Cessna Launches Diesel-Powered Skyhawk

There's no hint that avgas is going away anytime soon in the United States at least, but in much of the rest of the world the stuff has gone over the past decade from merely expensive to outrageously so. On the other hand, kerosene-based fuels, jet-A and diesel, have held the price line much better while remaining in abundant supply. One answer is putting diesel engines in piston airplanes, and Cessna has taken a big step toward that model with the introduction of a diesel-powered Skyhawk.

The Skyhawk TD (for turbodiesel) will feature the Thielert Centurion 2.0 diesel engine, the same powerplant that's standard equipment in Diamond's DA42 TwinStar. As in that airplane, in the Skyhawk, the 2.0 installation will feature full authority digital engine control (fadec) with single-lever power control and a three-blade composite MT prop. The diesel will offer lower direct operating costs-8 percent in the United States and up to 32 percent internationally, claims Cessna-quieter operation and simplified engine operation, including immunity to shock cooling.

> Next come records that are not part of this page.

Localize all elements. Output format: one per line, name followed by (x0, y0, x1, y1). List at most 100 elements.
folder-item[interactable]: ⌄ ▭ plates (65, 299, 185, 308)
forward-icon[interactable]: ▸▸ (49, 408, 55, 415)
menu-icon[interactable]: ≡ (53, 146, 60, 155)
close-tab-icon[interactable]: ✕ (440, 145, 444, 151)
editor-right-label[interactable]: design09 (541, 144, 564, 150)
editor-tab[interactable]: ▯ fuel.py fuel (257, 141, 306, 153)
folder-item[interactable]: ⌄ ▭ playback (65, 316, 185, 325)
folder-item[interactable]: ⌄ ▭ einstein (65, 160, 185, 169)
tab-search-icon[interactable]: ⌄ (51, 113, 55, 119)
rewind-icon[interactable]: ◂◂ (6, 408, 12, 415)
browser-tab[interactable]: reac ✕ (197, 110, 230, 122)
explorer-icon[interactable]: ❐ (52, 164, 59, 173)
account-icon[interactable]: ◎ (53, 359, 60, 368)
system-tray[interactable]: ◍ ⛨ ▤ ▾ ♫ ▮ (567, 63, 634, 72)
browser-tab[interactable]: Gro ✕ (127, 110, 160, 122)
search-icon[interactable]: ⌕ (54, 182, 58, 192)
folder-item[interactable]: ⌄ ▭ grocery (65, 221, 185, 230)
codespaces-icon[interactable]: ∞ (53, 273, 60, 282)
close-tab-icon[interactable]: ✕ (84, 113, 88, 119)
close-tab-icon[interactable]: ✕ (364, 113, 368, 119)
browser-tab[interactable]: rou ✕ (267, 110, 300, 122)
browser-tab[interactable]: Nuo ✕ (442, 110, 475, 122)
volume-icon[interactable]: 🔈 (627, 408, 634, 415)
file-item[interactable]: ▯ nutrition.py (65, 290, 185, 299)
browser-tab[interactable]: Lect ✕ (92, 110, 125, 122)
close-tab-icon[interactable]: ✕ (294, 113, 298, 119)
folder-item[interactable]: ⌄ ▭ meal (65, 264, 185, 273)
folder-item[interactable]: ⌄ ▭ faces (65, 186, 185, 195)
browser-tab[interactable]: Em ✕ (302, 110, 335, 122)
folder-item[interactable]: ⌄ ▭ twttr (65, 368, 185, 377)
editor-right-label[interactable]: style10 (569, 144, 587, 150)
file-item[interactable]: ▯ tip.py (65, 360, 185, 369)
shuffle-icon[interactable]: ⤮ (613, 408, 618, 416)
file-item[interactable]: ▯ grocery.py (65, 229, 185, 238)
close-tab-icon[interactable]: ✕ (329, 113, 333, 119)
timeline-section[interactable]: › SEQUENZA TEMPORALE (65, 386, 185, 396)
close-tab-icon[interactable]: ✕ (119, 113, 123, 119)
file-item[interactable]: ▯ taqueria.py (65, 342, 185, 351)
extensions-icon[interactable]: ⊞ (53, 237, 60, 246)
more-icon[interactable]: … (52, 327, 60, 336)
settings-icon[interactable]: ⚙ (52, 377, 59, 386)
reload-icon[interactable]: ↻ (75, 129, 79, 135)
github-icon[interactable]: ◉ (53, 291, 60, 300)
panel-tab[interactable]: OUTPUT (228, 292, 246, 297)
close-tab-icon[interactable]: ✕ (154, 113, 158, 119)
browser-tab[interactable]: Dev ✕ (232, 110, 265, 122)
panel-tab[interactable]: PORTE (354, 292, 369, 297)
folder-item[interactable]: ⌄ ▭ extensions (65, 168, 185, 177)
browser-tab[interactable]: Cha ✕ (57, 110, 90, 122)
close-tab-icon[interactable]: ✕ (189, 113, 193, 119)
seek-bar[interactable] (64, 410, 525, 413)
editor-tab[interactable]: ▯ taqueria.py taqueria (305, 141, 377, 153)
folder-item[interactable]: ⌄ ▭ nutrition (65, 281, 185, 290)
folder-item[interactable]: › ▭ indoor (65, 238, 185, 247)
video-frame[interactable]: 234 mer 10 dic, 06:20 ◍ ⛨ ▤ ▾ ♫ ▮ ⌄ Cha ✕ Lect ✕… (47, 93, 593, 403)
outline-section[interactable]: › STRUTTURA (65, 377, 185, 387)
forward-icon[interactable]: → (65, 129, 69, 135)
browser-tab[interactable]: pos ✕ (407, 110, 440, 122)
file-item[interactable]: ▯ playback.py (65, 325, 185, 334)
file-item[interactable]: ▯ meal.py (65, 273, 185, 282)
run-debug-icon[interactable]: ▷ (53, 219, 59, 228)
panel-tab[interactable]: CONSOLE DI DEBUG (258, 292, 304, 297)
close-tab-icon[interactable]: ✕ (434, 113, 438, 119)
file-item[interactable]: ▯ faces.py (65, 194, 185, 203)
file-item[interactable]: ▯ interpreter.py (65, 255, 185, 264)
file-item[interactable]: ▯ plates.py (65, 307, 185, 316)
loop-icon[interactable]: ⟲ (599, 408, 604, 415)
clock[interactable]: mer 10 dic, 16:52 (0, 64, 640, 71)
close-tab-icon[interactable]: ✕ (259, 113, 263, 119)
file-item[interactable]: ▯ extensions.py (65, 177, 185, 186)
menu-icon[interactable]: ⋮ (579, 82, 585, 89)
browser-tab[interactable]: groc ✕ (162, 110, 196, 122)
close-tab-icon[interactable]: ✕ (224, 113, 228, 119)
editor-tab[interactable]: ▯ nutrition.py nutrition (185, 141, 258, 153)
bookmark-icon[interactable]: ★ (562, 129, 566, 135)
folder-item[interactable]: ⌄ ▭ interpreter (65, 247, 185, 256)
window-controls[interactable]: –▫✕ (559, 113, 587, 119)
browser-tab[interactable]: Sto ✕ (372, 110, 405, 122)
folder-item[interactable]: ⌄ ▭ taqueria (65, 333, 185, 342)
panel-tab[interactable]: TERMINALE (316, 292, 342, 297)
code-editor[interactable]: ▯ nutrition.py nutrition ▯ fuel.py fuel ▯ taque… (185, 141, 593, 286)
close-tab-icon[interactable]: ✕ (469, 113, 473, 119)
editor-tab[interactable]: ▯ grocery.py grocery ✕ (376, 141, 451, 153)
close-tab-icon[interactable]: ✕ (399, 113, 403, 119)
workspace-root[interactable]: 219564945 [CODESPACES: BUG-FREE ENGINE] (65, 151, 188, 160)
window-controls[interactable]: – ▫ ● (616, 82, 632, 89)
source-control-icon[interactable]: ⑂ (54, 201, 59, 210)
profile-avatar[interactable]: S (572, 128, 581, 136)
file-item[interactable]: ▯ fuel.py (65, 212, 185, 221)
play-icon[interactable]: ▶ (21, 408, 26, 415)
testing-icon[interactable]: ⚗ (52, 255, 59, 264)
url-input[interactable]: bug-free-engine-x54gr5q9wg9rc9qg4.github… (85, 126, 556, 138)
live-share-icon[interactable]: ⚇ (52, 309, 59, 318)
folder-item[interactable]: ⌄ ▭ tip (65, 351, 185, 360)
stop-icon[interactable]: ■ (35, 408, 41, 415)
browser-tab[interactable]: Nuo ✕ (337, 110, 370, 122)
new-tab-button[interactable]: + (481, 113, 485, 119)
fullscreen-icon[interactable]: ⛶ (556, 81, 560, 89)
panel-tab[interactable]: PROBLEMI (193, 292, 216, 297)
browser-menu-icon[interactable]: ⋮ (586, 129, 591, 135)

The Thielert in the Skyhawk TD will be rated at 155 hp, so the performance numbers for the TD will be lower than those for the 180 hp Skyhawk SP. But it will sip at the fuel, burning a miserly 7.4 gph at 85 percent power, nearly three gallons per hour less than the gas-burning Skyhawk, and its performance as it climbs, as it's turbocharged, will be superior to that of the nominally more powerful Skyhawk SP.